Não havendo confirmação da autoria do ataque por parte de Israel, a maioria dos analistas inclina-se para atribuir essa responsabilidade ao governo de Benjamin Netanyahu. Afinal, nada de muito diferente daquilo a que temos assistido regularmente na Síria e no Líbano, só que desta vez o alvo foi uma representação diplomática. Ou seja, a confirmar-se a autoria do ataque, Israel atropela mais uma Convenção Internacional (Viena, Abril de 1963). É um ataque inédito a um edifício diplomático na Síria.

As últimas informações davam conta de 11 mortos. Entre eles, o comandante da Força Al-Qods para o Líbano e Sìria, General Mohammad Reza Zahedi, 63 anos, membro dos Guardas da Revolução há mais de 40 anos, e o seu adjunto, Mohammad Hadi Haji Rahimi. Na lista de vítimas estão outros cinco membros dos Guardas da Revolução, dois “conselheiros” iranianos e alguns diplomatas. O Observatório Sírio dos Direitos Humanos refere a morte de “oito iranianos, dois sírios e um libanês, todos combatentes”. O Embaixador iraniano não foi atingido.

Porquê este ataque?

Das imagens que chegaram do ataque, pouco antes das cinco da tarde em Lisboa, para além das ruínas fumegantes do edifício atingido, era visível, no edifício contíguo, uma grande fotografia do Comandante da Força Al Qods, Qassem Souleimani, assassinado em Janeiro de 2020 nos arredores de Bagdad, alegadamente por um ataque norte-americano.

Depois de ter sido um aliado útil dos Estados Unidos na luta contra o Daesh, o Irão regressou à “condição” de membro do “Eixo do Mal”. Tem sofrido ataques no seu próprio território, na Síria e no Líbano. Muitos desses ataques ficam por reivindicar, embora o dedo acusador de Teerão seja sempre dirigido para o “grande satã” ou para o “inimigo sionista”. Israel assume que tem atacado regularmente alvos iranianos na Síria e também alvos do Hezbollah libanês (aliado do Irão). Dezenas de ataques israelitas, que se intensificaram desde 7 de Outubro, mataram mais de uma centena de combatentes, havendo entre eles figuras destacadas dos Guardas da Revolução e do Hezbollah. O “eixo” xiita (do qual o presidente sírio, Bashar Al Assad, faz parte) apoia o Hamas e Israel acredita que o Irão esteve na origem do ataque do Hamas a 7 de Outubro. Ou Israel acredita mesmo ou essa acusação serve na perfeição à estratégia de Benjamin Netanyahu. Desta vez, a mensagem parece ser clara: sabemos o que fizeram, sabemos onde andam e onde estão e vamos caçá-los quando quisermos.

Escalada

O Ministro dos Negócios Estrangeiros iraniano, Hussein Amir Abdollahian disse que o primeiro-ministro israelita “perdeu completamente o equilíbrio mental devido aos fracassos sucessivos em Gaza e à incapacidade de atingir os ambiciosos objetivos dos sionistas”. O Irão exige uma “resposta séria” da comunidade internacional face ao que considera ser uma violação grave do Direito Internacional e reserva-se o direito de decidir “o tipo de reacção e de punição ao agressor”.
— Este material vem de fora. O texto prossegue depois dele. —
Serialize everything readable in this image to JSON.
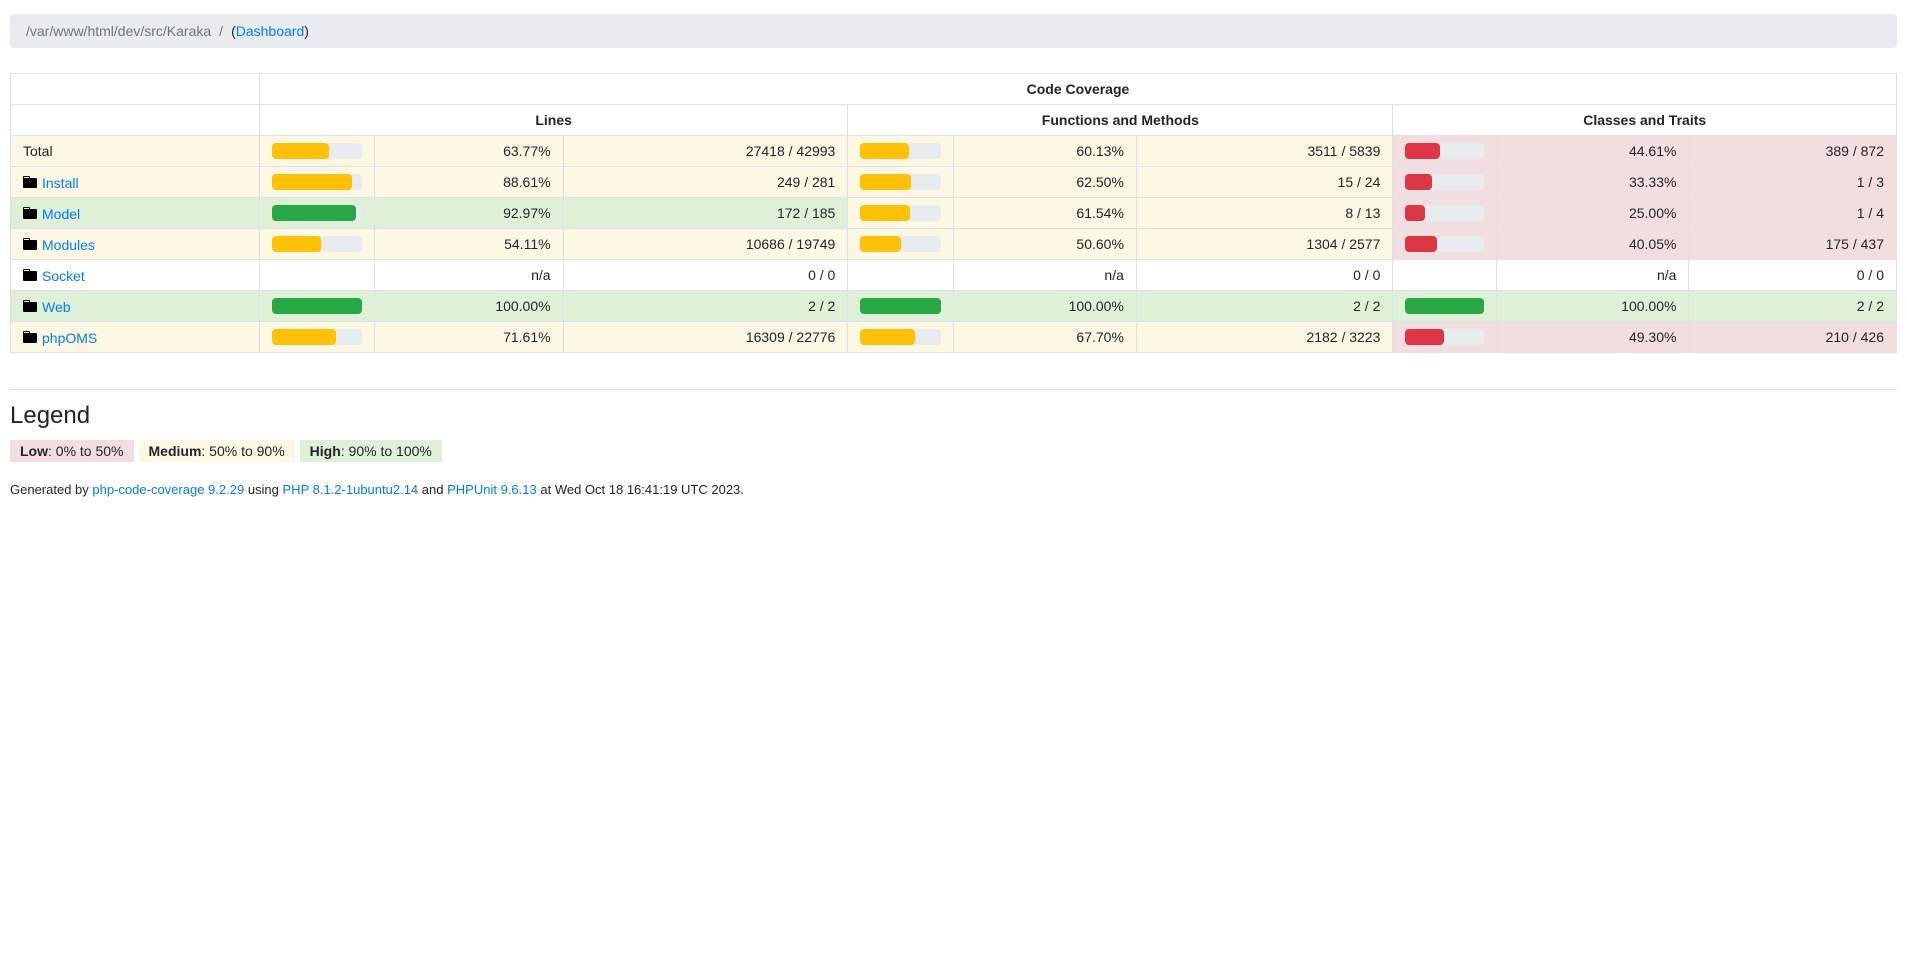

É certo que vivemos num outro tempo – e não há antecedentes de um golpe de Estado patrocinado por uma agência secreta estrangeira – mas as mesmas regras que foram referidas aquando do assalto à Embaixada dos Estados Unidos em Teerão (1979) são exactamente as mesmas que servem para olhar para este ataque em Damasco: não se pode tocar numa representação diplomática.

Mesmo entre dois países em guerra, uma representação diplomática merece protecção específica regulada por uma Convenção Internacional assente na Carta das Nações Unidas. Este ataque em Damasco coloca a chamada “comunidade internacional” perante (mais) um enorme dilema. Atacar uma representação diplomática, como diz a diplomacia iraniana, é “uma violação de todas as obrigações e convenções internacionais”. Quando no Irão a Embaixada norte-americana foi assaltada, o país sofreu sanções. Na eventualidade de não haver uma condenação forte deste ataque em Damasco com a consequente sanção dos responsáveis, passa a valer tudo. E um mundo assim, onde vale tudo, é um mundo muito pior.